多くの生徒が前向きな具体的行動と実感のある生きる方向をもとめている

     教育としてのろう教育・聴覚障害児教育・障害児教育
 ー 京都のほどんど知られていない障害児教育から学ぶ教育 ー

 
       具体的行動の中で 自分を確かめ 生きる方向を

 保健室にやってくる生徒の多くは、

「自分がキライ」
「うっとおしい奴」
「友だちどうしで話せない。」
「家も、教室も落ちつけへん」
「友だちにキショイって言われる」
「死んだらいいのや」
「教室がうるさいから落ちつけへんねん」
「先生は、怒鳴るだけ。そこら中で聞こえるやろう」
「ガミガミ ガミガミ」

と自分で自分が分かっているように言うが、自分を全面否定している。
 よくよく聞いてみると、

「誰かの役に立ちたい。

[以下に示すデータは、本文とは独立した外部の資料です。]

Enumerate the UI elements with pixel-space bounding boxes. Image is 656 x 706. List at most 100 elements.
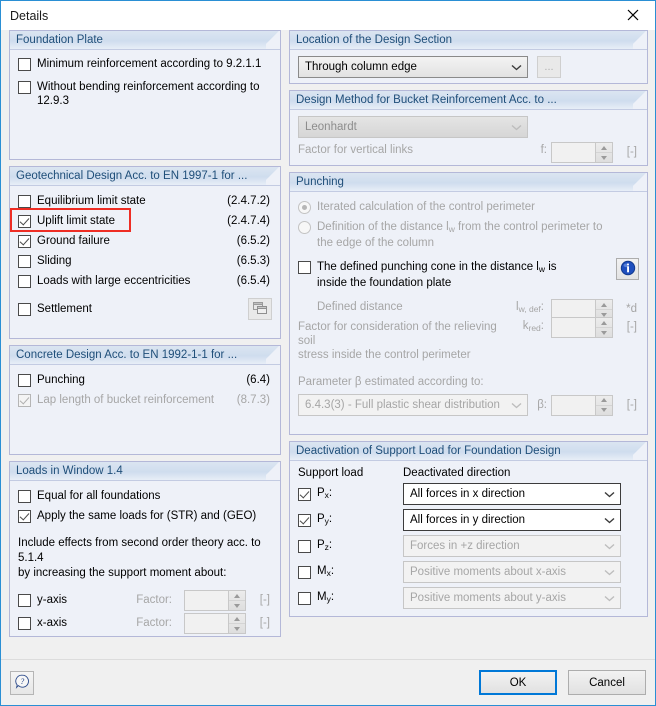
symbol-defined-distance-post: : [540, 300, 544, 313]
spinner-x-axis-factor-value[interactable] [185, 614, 228, 633]
symbol-k-red-post: : [540, 320, 544, 332]
checkbox-pz[interactable] [298, 540, 311, 553]
unit-beta: [-] [626, 398, 637, 411]
spinner-y-axis-factor[interactable] [184, 590, 246, 611]
label-min-reinforcement: Minimum reinforcement according to 9.2.1… [37, 58, 262, 70]
checkbox-my[interactable] [298, 592, 311, 605]
title-bar: Details [1, 1, 655, 30]
checkbox-same-loads-str-geo[interactable] [18, 510, 31, 523]
combo-bucket-design-method: Leonhardt [298, 116, 528, 138]
checkbox-row-uplift[interactable]: Uplift limit state (2.4.7.4) [18, 214, 272, 228]
second-order-note-line2: by increasing the support moment about: [18, 567, 227, 579]
chevron-down-icon [598, 543, 620, 550]
settings-window-icon [253, 301, 267, 317]
combo-design-section-location[interactable]: Through column edge [298, 56, 528, 78]
combo-direction-pz: Forces in +z direction [403, 535, 621, 557]
deactivation-row-py[interactable]: Py: All forces in y direction [298, 509, 639, 531]
triangle-up-icon [601, 145, 607, 150]
combo-direction-px[interactable]: All forces in x direction [403, 483, 621, 505]
spinner-y-axis-buttons[interactable] [228, 591, 245, 610]
spinner-x-down-button[interactable] [229, 624, 245, 633]
checkbox-ground-failure[interactable] [18, 235, 31, 248]
combo-direction-my-value: Positive moments about y-axis [410, 592, 566, 604]
combo-direction-py[interactable]: All forces in y direction [403, 509, 621, 531]
checkbox-row-same-loads[interactable]: Apply the same loads for (STR) and (GEO) [18, 509, 272, 523]
chevron-down-icon [598, 569, 620, 576]
ok-button[interactable]: OK [479, 670, 557, 695]
punching-info-button[interactable] [616, 258, 639, 280]
checkbox-equilibrium-limit-state[interactable] [18, 195, 31, 208]
chevron-down-icon[interactable] [598, 491, 620, 498]
checkbox-px[interactable] [298, 488, 311, 501]
triangle-down-icon [601, 330, 607, 335]
spinner-x-axis-buttons[interactable] [228, 614, 245, 633]
group-loads-window: Loads in Window 1.4 Equal for all founda… [9, 461, 281, 637]
checkbox-settlement[interactable] [18, 303, 31, 316]
triangle-down-icon [234, 626, 240, 631]
label-punching-cone-post: is [545, 261, 557, 273]
group-header-concrete: Concrete Design Acc. to EN 1992-1-1 for … [10, 346, 280, 365]
dialog-footer: ? OK Cancel [1, 659, 655, 705]
dialog-content: Foundation Plate Minimum reinforcement a… [1, 30, 655, 659]
checkbox-row-settlement[interactable]: Settlement [18, 298, 272, 320]
close-icon [627, 9, 639, 21]
checkbox-row-punching-concrete[interactable]: Punching (6.4) [18, 373, 272, 387]
label-pz: Pz: [317, 538, 403, 554]
checkbox-min-reinforcement[interactable] [18, 58, 31, 71]
spinner-y-axis-factor-value[interactable] [185, 591, 228, 610]
checkbox-row-equilibrium[interactable]: Equilibrium limit state (2.4.7.2) [18, 194, 272, 208]
checkbox-row-without-bending[interactable]: Without bending reinforcement according … [18, 80, 272, 108]
checkbox-without-bending[interactable] [18, 81, 31, 94]
checkbox-punching-cone-inside-plate[interactable] [298, 261, 311, 274]
settlement-settings-button[interactable] [248, 298, 272, 320]
checkbox-row-large-eccentricities[interactable]: Loads with large eccentricities (6.5.4) [18, 274, 272, 288]
help-button[interactable]: ? [10, 671, 34, 695]
spinner-dd-up-button [596, 300, 612, 310]
label-same-loads-str-geo: Apply the same loads for (STR) and (GEO) [37, 510, 257, 522]
deactivation-row-px[interactable]: Px: All forces in x direction [298, 483, 639, 505]
row-x-axis-factor[interactable]: x-axis Factor: [-] [18, 613, 272, 634]
spinner-factor-vertical-links [551, 142, 613, 163]
deactivation-row-pz[interactable]: Pz: Forces in +z direction [298, 535, 639, 557]
checkbox-sliding[interactable] [18, 255, 31, 268]
spinner-y-up-button[interactable] [229, 591, 245, 601]
checkbox-row-sliding[interactable]: Sliding (6.5.3) [18, 254, 272, 268]
checkbox-uplift-limit-state[interactable] [18, 215, 31, 228]
checkbox-py[interactable] [298, 514, 311, 527]
chevron-down-icon[interactable] [598, 517, 620, 524]
row-y-axis-factor[interactable]: y-axis Factor: [-] [18, 590, 272, 611]
deactivation-row-my[interactable]: My: Positive moments about y-axis [298, 587, 639, 609]
spinner-y-down-button[interactable] [229, 601, 245, 610]
checkbox-mx[interactable] [298, 566, 311, 579]
close-button[interactable] [611, 1, 655, 29]
chevron-down-icon[interactable] [505, 64, 527, 71]
checkbox-equal-all-foundations[interactable] [18, 490, 31, 503]
group-header-geotechnical: Geotechnical Design Acc. to EN 1997-1 fo… [10, 167, 280, 186]
checkbox-row-equal-foundations[interactable]: Equal for all foundations [18, 489, 272, 503]
label-definition-distance: Definition of the distance lw from the c… [317, 220, 603, 250]
browse-design-section-button[interactable]: ... [537, 56, 561, 78]
group-design-method-bucket: Design Method for Bucket Reinforcement A… [289, 90, 648, 166]
checkbox-punching-concrete[interactable] [18, 374, 31, 387]
label-settlement: Settlement [37, 303, 92, 315]
triangle-down-icon [601, 312, 607, 317]
label-px-post: : [328, 487, 333, 499]
chevron-down-icon [505, 402, 527, 409]
code-sliding: (6.5.3) [236, 255, 270, 267]
unit-y-axis-factor: [-] [259, 594, 270, 606]
checkbox-large-eccentricities[interactable] [18, 275, 31, 288]
label-py-pre: P [317, 513, 325, 525]
spinner-beta-down-button [596, 406, 612, 415]
checkbox-row-ground-failure[interactable]: Ground failure (6.5.2) [18, 234, 272, 248]
combo-design-section-value: Through column edge [305, 61, 417, 73]
checkbox-row-min-reinforcement[interactable]: Minimum reinforcement according to 9.2.1… [18, 57, 272, 71]
label-definition-distance-line2: the edge of the column [317, 237, 434, 249]
cancel-button[interactable]: Cancel [568, 670, 646, 695]
checkbox-y-axis[interactable] [18, 594, 31, 607]
spinner-x-axis-factor[interactable] [184, 613, 246, 634]
combo-direction-my: Positive moments about y-axis [403, 587, 621, 609]
checkbox-x-axis[interactable] [18, 617, 31, 630]
checkbox-row-punching-cone[interactable]: The defined punching cone in the distanc… [298, 258, 639, 290]
deactivation-row-mx[interactable]: Mx: Positive moments about x-axis [298, 561, 639, 583]
spinner-x-up-button[interactable] [229, 614, 245, 624]
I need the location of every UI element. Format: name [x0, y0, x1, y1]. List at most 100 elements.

その実感を持って生きたい。」

と具体的行動の中で、自分を確かめ、生きる方向を追い求め続けているようだ。

   多くの生徒が前向きな思考を望みながらも

 産まれてきた意味や自分の存在への問いかけ。

 学ぶことの意味について、ぐっぐ、ぐっと迫ってくる。

 多くの生徒が前向きな思考を望みながらも、家庭の経済力や学力と自分の位置と言う現実を突きつけられて、マイナス思考にならざるを得なくなっている。
 そんな悩みを持っている友だちが多いのに、メールのやりとりは出来ても直接会って話をすることが出来ないでいる。

   お互いが会話出来ないで深刻になっている

 「友だちにキショイって言われる」
 「死んだらいいのや」


と言われる生徒の回りの生徒の様子を調べても、回りの生徒の話し方がそのような言い方しか知らないことも解ってきた。

 コミニケーションの方法が解らず、

「キショイ」「死んだら」としか表現出来ず、

友だちになろうとしているのにその逆の言い方をしていることも解ってきた。

 そこで、「友だちにキショイって言われる」「死んだらいいのや」と言われている生徒に、

「なーんにも悪い子としてないやろう」
「ウン」
「それなら、からかられても堂々としたらいいの。」
「ソウカナアッ」
「先生が応援してあげるから、なーんにも悪いことしていない。堂々と気にせずにね。」


と話たら、

「先生!いじめられなくなったわ」

って喜んで保健室にやってきた。
 またある生徒は、

「いじめられても保健室にきい日あったけど、保健室があるから、と思ってきいひんかったんや。」
「保健室がなかったら、たえられへんやったやろうなあ」

と言ってきたりすることも多い。

 生徒が、生徒同士顔を見ながら話せば、すぐ分かり合えることなのにそれが出来ないでトラブルになることもしばしば。

 結局、「なーんだ。あなたも同じ気持ちだったの。」となる。お互いが会話出来ないで深刻になっていたことが、トラブルの後で分かるのであるのだが……。